What Are the Pros and Cons of Using a Laser in Dentistry?

Pros of Using a Laser

Compared to the traditional dental drill, lasers:

  • May cause less pain in some instances, so reduces the need for local anesthesia

  • May reduce anxiety in patients uncomfortable with the use of the dental drilling machines

  • Minimize bleeding and swelling during soft tissue treating procedures

  • May preserve more healthy tooth structure during cavity removal

Cons of Using a Laser

The disadvantages of lasers are stated below:

  • Lasers can’t be used on already filled or restored teeth.

  • Lasers can’t be used in many commonly performed dental procedures. For example, lasers can’t be used to fill cavities located between teeth, around old fillings, and large cavities that need to be prepared for a crown. In addition, lasers cannot be used to remove defective crowns or silver fillings, or prepare teeth for bridges.

  • Traditional drills may still be needed to shape the filling, adjust the bite, and polish the filling even when a laser is used.

  • Lasers do not eliminate the need for local anesthesia completely.

  • Laser treatment tends to be more expensive, the cost of the laser is much higher than other dental procedures. Compared to about $600 for a standard drill, lasers can cost anywhere from a few thousand dollars to over $100,000 for one that can be used for tooth cutting procedure.

Types of Lasers

Lasers used in dental practice can be classified by various methods:

  • According to the lasing medium used, such as, gas laser and solid laser

  • According to tissue applicability, hard tissue and soft tissue lasers

  • According to the range of wavelength, and of course the risk associated with laser application.

Carbon dioxide Laser

  • Although carbon dioxide laser possesses the highest absorbance of any laser, disadvantages of the CO2 laser are its relative large size and high cost and hard tissue destructive interactions.

  • The CO2 laser wavelength has a very high affinity for water, resulting in rapid soft tissue removal and hemostasis with a very shallow depth of penetration.

Neodymium Yttrium Aluminum Garnet Laser

  • The Nd: YAG wavelength is highly absorbed by the pigmented tissue, making it a very effective surgical laser for cutting and coagulating dental soft tissues, with good hemostasis.

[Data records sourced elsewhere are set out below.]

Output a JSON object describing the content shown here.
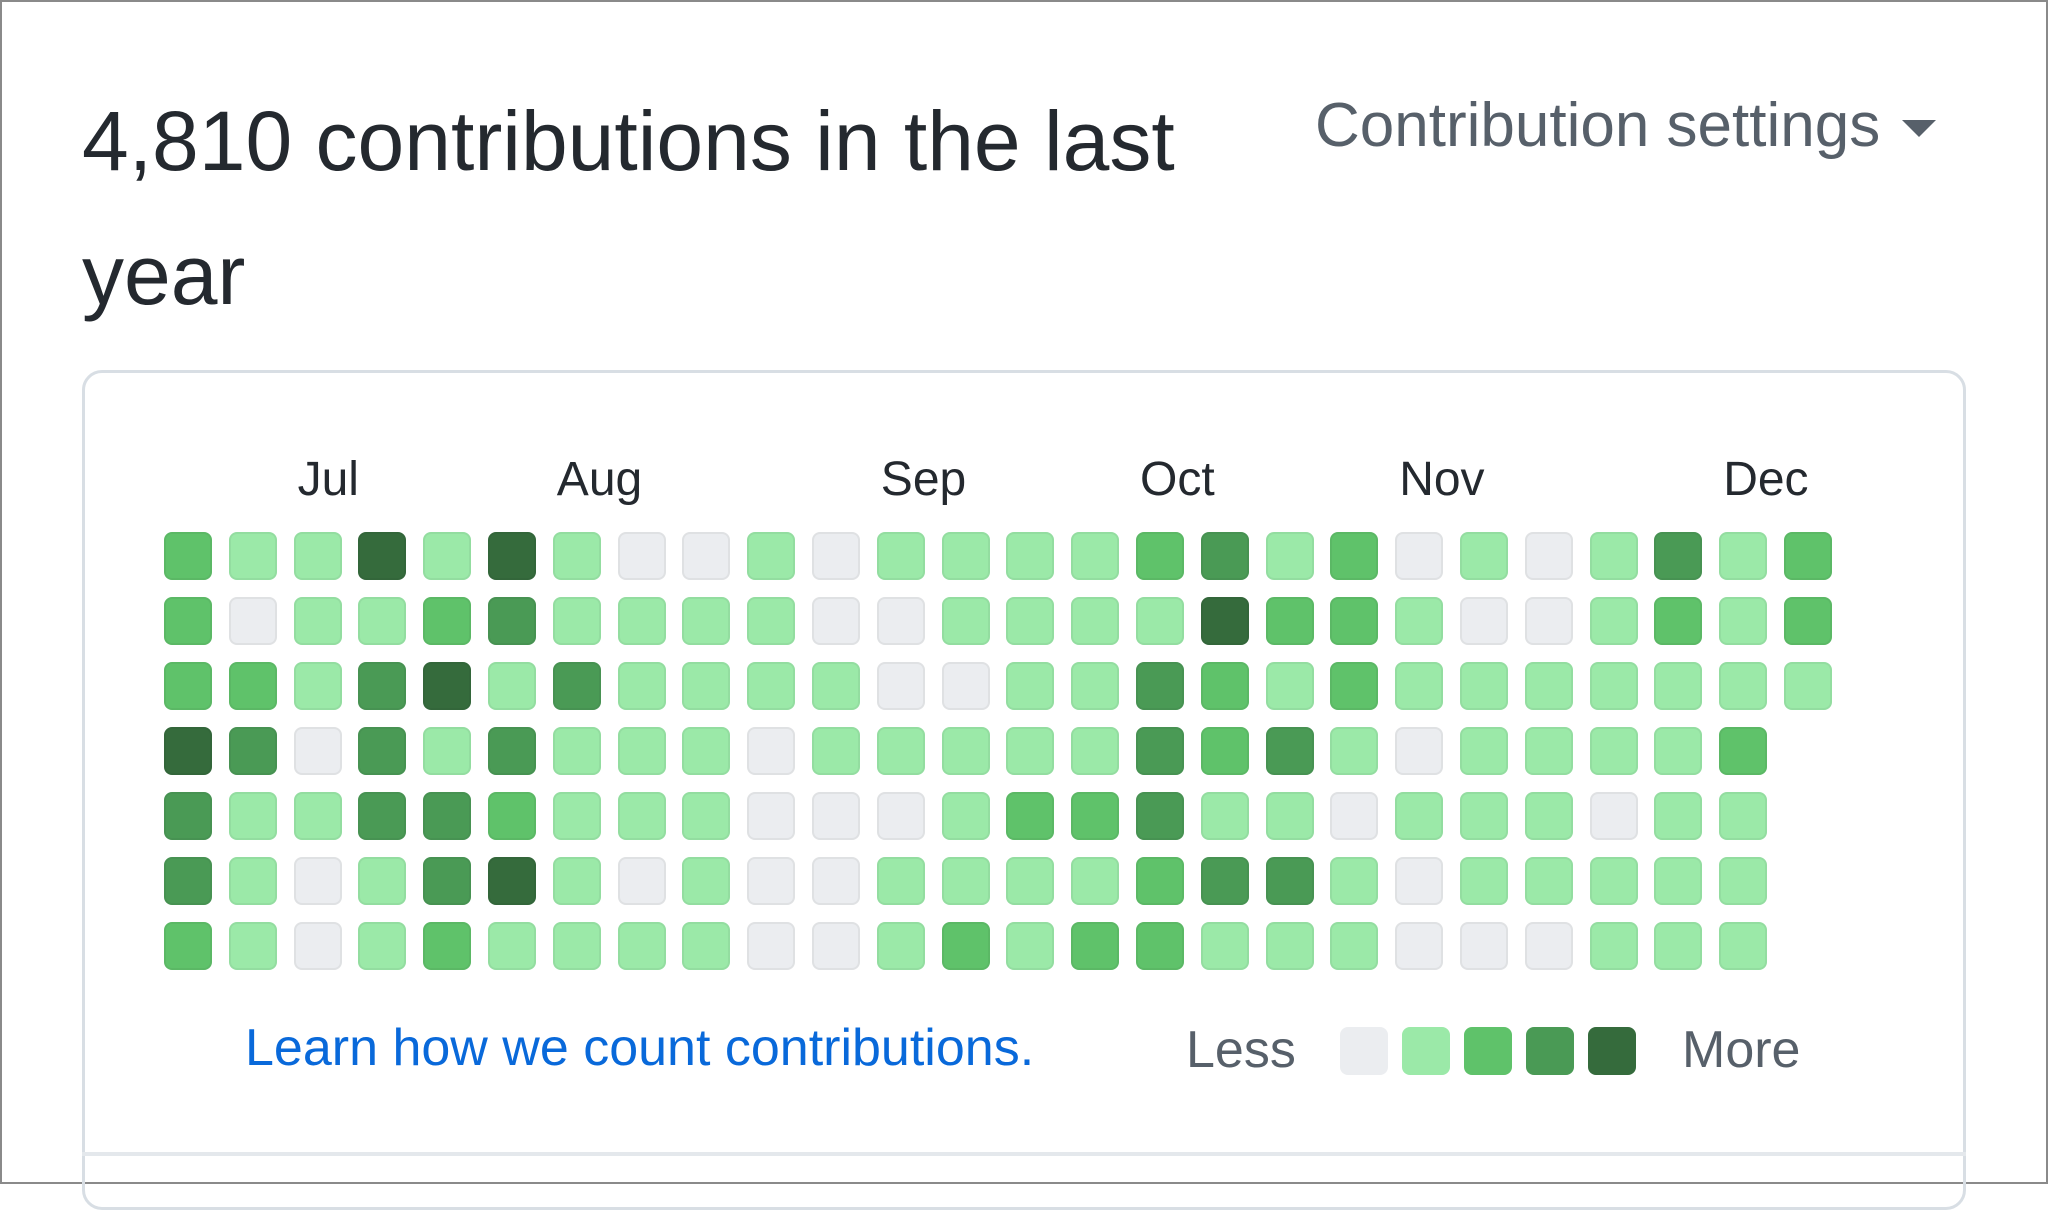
{
  "header": {
    "contributions_title": "4,810 contributions in the last year",
    "settings_label": "Contribution settings"
  },
  "chart_data": {
    "type": "heatmap",
    "months": [
      "Jul",
      "Aug",
      "Sep",
      "Oct",
      "Nov",
      "Dec"
    ],
    "month_week_index": [
      2,
      6,
      11,
      15,
      19,
      24
    ],
    "weeks": [
      [
        2,
        2,
        2,
        4,
        3,
        3,
        2
      ],
      [
        1,
        0,
        2,
        3,
        1,
        1,
        1
      ],
      [
        1,
        1,
        1,
        0,
        1,
        0,
        0
      ],
      [
        4,
        1,
        3,
        3,
        3,
        1,
        1
      ],
      [
        1,
        2,
        4,
        1,
        3,
        3,
        2
      ],
      [
        4,
        3,
        1,
        3,
        2,
        4,
        1
      ],
      [
        1,
        1,
        3,
        1,
        1,
        1,
        1
      ],
      [
        0,
        1,
        1,
        1,
        1,
        0,
        1
      ],
      [
        0,
        1,
        1,
        1,
        1,
        1,
        1
      ],
      [
        1,
        1,
        1,
        0,
        0,
        0,
        0
      ],
      [
        0,
        0,
        1,
        1,
        0,
        0,
        0
      ],
      [
        1,
        0,
        0,
        1,
        0,
        1,
        1
      ],
      [
        1,
        1,
        0,
        1,
        1,
        1,
        2
      ],
      [
        1,
        1,
        1,
        1,
        2,
        1,
        1
      ],
      [
        1,
        1,
        1,
        1,
        2,
        1,
        2
      ],
      [
        2,
        1,
        3,
        3,
        3,
        2,
        2
      ],
      [
        3,
        4,
        2,
        2,
        1,
        3,
        1
      ],
      [
        1,
        2,
        1,
        3,
        1,
        3,
        1
      ],
      [
        2,
        2,
        2,
        1,
        0,
        1,
        1
      ],
      [
        0,
        1,
        1,
        0,
        1,
        0,
        0
      ],
      [
        1,
        0,
        1,
        1,
        1,
        1,
        0
      ],
      [
        0,
        0,
        1,
        1,
        1,
        1,
        0
      ],
      [
        1,
        1,
        1,
        1,
        0,
        1,
        1
      ],
      [
        3,
        2,
        1,
        1,
        1,
        1,
        1
      ],
      [
        1,
        1,
        1,
        2,
        1,
        1,
        1
      ],
      [
        2,
        2,
        1
      ]
    ],
    "level_colors": [
      "#ebedf0",
      "#9be9a8",
      "#5fc26a",
      "#4a9a55",
      "#356b3c"
    ],
    "legend": {
      "less": "Less",
      "more": "More"
    }
  },
  "footer": {
    "learn_link": "Learn how we count contributions."
  }
}
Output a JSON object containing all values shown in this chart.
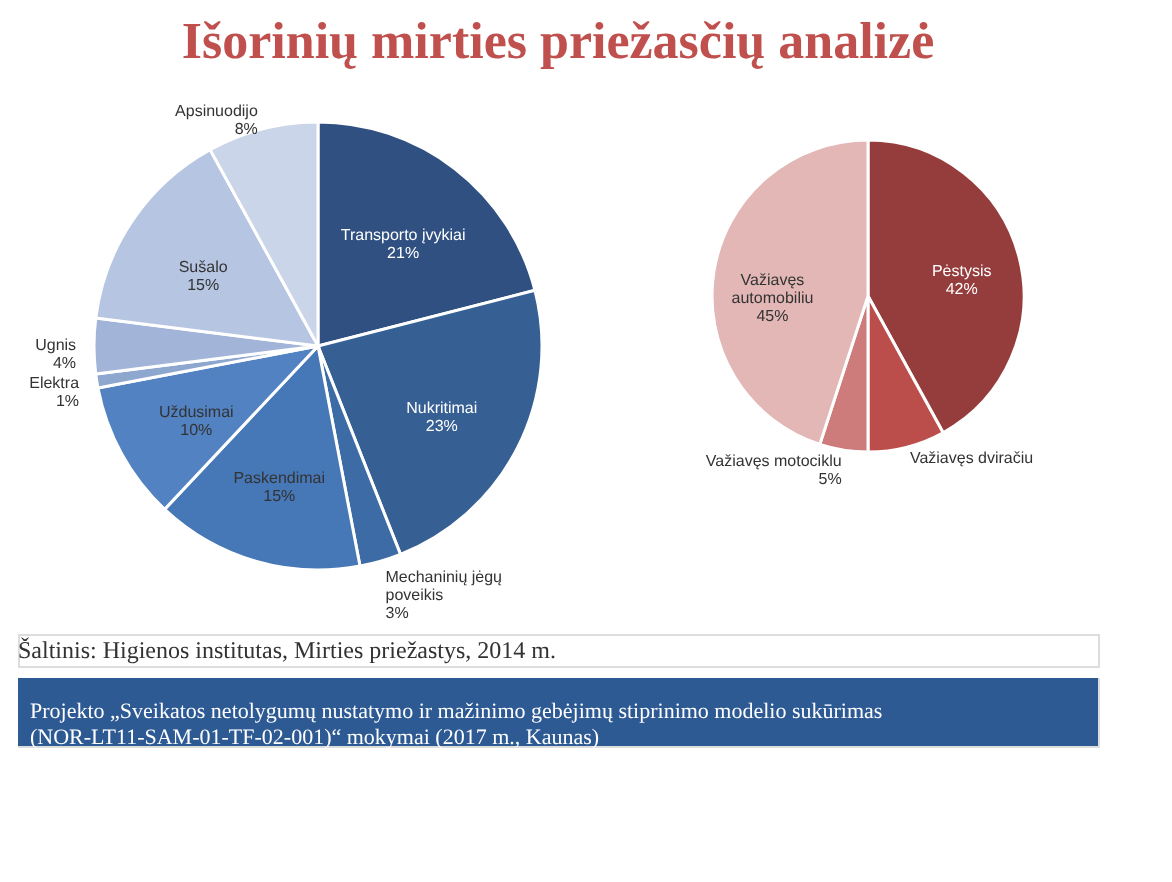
{
  "chart_data": [
    {
      "type": "pie",
      "title": "Išorinių mirties priežasčių analizė",
      "categories": [
        "Transporto įvykiai",
        "Nukritimai",
        "Mechaninių jėgų poveikis",
        "Paskendimai",
        "Uždusimai",
        "Elektra",
        "Ugnis",
        "Sušalo",
        "Apsinuodijo"
      ],
      "values": [
        21,
        23,
        3,
        15,
        10,
        1,
        4,
        15,
        8
      ],
      "value_labels": [
        "21%",
        "23%",
        "3%",
        "15%",
        "10%",
        "1%",
        "4%",
        "15%",
        "8%"
      ],
      "colors": [
        "#2f5080",
        "#365f93",
        "#3d6ba5",
        "#4677b6",
        "#5282c2",
        "#8ea7cf",
        "#a2b5d8",
        "#b6c5e1",
        "#cbd5e9"
      ],
      "legend": false,
      "annotations": [
        "Šaltinis: Higienos institutas, Mirties priežastys, 2014 m.",
        "Projekto „Sveikatos netolygumų nustatymo ir mažinimo gebėjimų stiprinimo modelio sukūrimas (NOR-LT11-SAM-01-TF-02-001)“ mokymai (2017 m., Kaunas)"
      ]
    },
    {
      "type": "pie",
      "categories": [
        "Pėstysis",
        "Važiavęs dviračiu",
        "Važiavęs motociklu",
        "Važiavęs automobiliu"
      ],
      "values": [
        42,
        8,
        5,
        45
      ],
      "value_labels": [
        "42%",
        null,
        "5%",
        "45%"
      ],
      "colors": [
        "#953d3c",
        "#bb4d4a",
        "#cd7c7b",
        "#e2b7b6"
      ],
      "legend": false
    }
  ]
}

  • In addition to its surgical applications, there has been research on using the Nd: YAG laser for nonsurgical sulcular debridement in periodontal disease control and the Laser Assisted New Attachment Procedure (LANAP).

Erbium Laser

  • The erbium family of lasers has two distinct wavelengths, Er, Cr: YSGG (yttrium scandium gallium garnet) lasers and Er: YAG (yttrium aluminum garnet) lasers.

  • The erbium wavelengths have a high affinity for hydroxyapatite and the highest absorption of water in any dental laser wavelengths. Consequently, it is the laser of choice for treatment of dental hard tissues.

  • In addition to hard tissue procedures, erbium lasers can also be used for soft tissue ablation, because the dental soft tissue also contains a high percentage of water.

Diode Laser

  • The active medium of the diode laser is a solid state semiconductor made of aluminum, gallium, arsenide, and occasionally indium, which produces laser wavelengths, ranging from approximately 810 nm to 980 nm.

  • All diode wavelengths are absorbed primarily by tissue pigment (melanin) and hemoglobin.

  • Conversely, they are poorly absorbed by the hydroxyapatite and water present in the enamel.

  • Specific procedures include aesthetic gingival re-contouring, soft tissue crown lengthening, exposure of soft tissue impacted teeth, removal of inflamed and hypertrophic tissue, frenectomies, and photostimulation of the apthous and herpetic lesions.